The procedure, one which gives every possible chance to the accused, is something like this. If any student sees another committing what appears to be a breach of honor, he directs the attention of at least one other student to the action. If the two are agreed that there are grounds for suspicion, they confront the suspect. If he can give a satisfactory explanation, the matter goes no further; if not, the accusers present the case to the President of the Honor Committee.

This committee consists of the student president of each department of the University, plus the vice-president of the department of the accused — a court of students deciding for the students. The tribunal holds a closed trial in the Moot Courtroom of the Law School, allowing the defendant to have any student he chooses to assist in his defense, and any witnesses he wants in his behalf.
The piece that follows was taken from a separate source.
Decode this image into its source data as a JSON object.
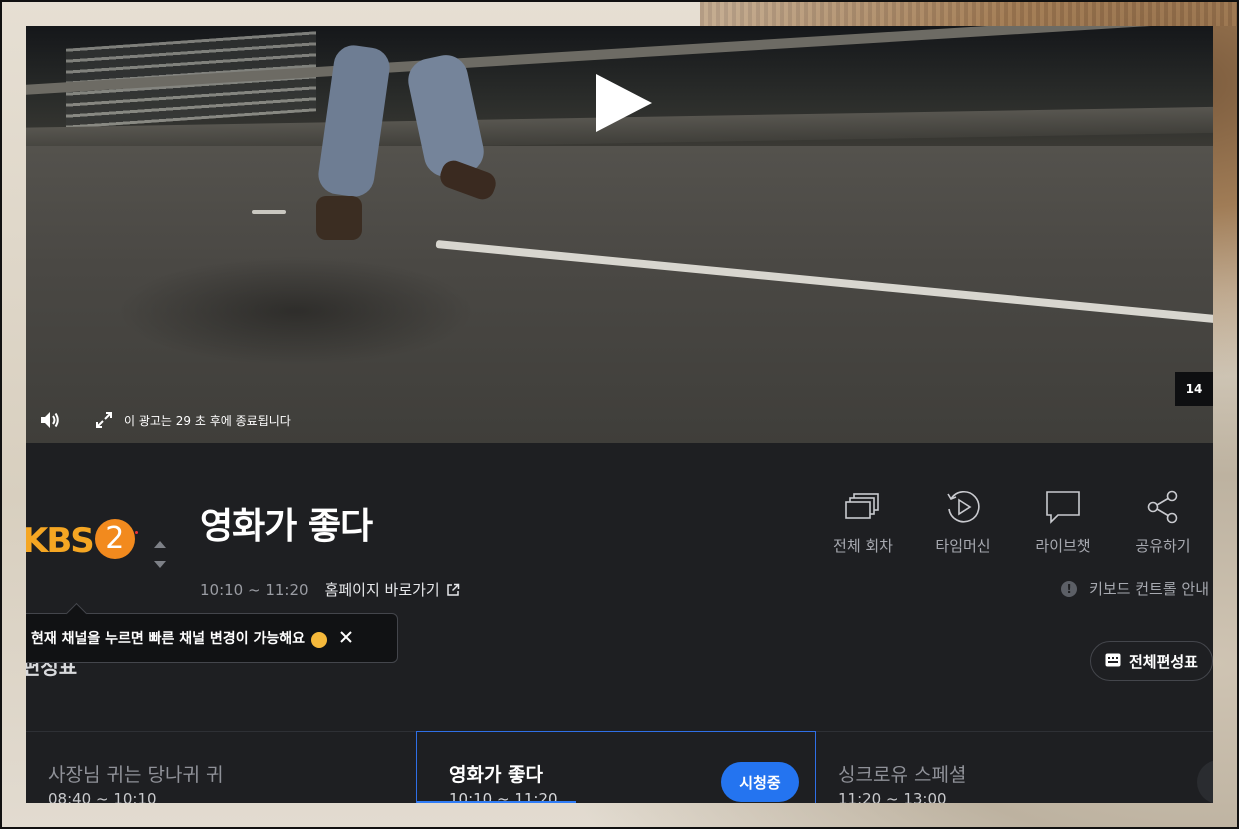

If the accused is acquitted, the records of the trial are burned and handshakes are exchanged all around. If he is convicted, he leaves the University at once, and the nameless notice appears in the Cavalier Daily. Any person who can show that he has new evidence on the case can cause it to he reopened at any time. Otherwise the records stay secret.

The black-bordered notices appear rarely at the University. They always bring a look of concern to the faces of all the readers. The student body is depressed to find that there are some who cannot meet its standard, but at the same time satisfied to know that that standard is being maintained.

Honor is a tradition at Virginia; one of the intangibles of which she is proud, and for which she is renowned. It is being maintained.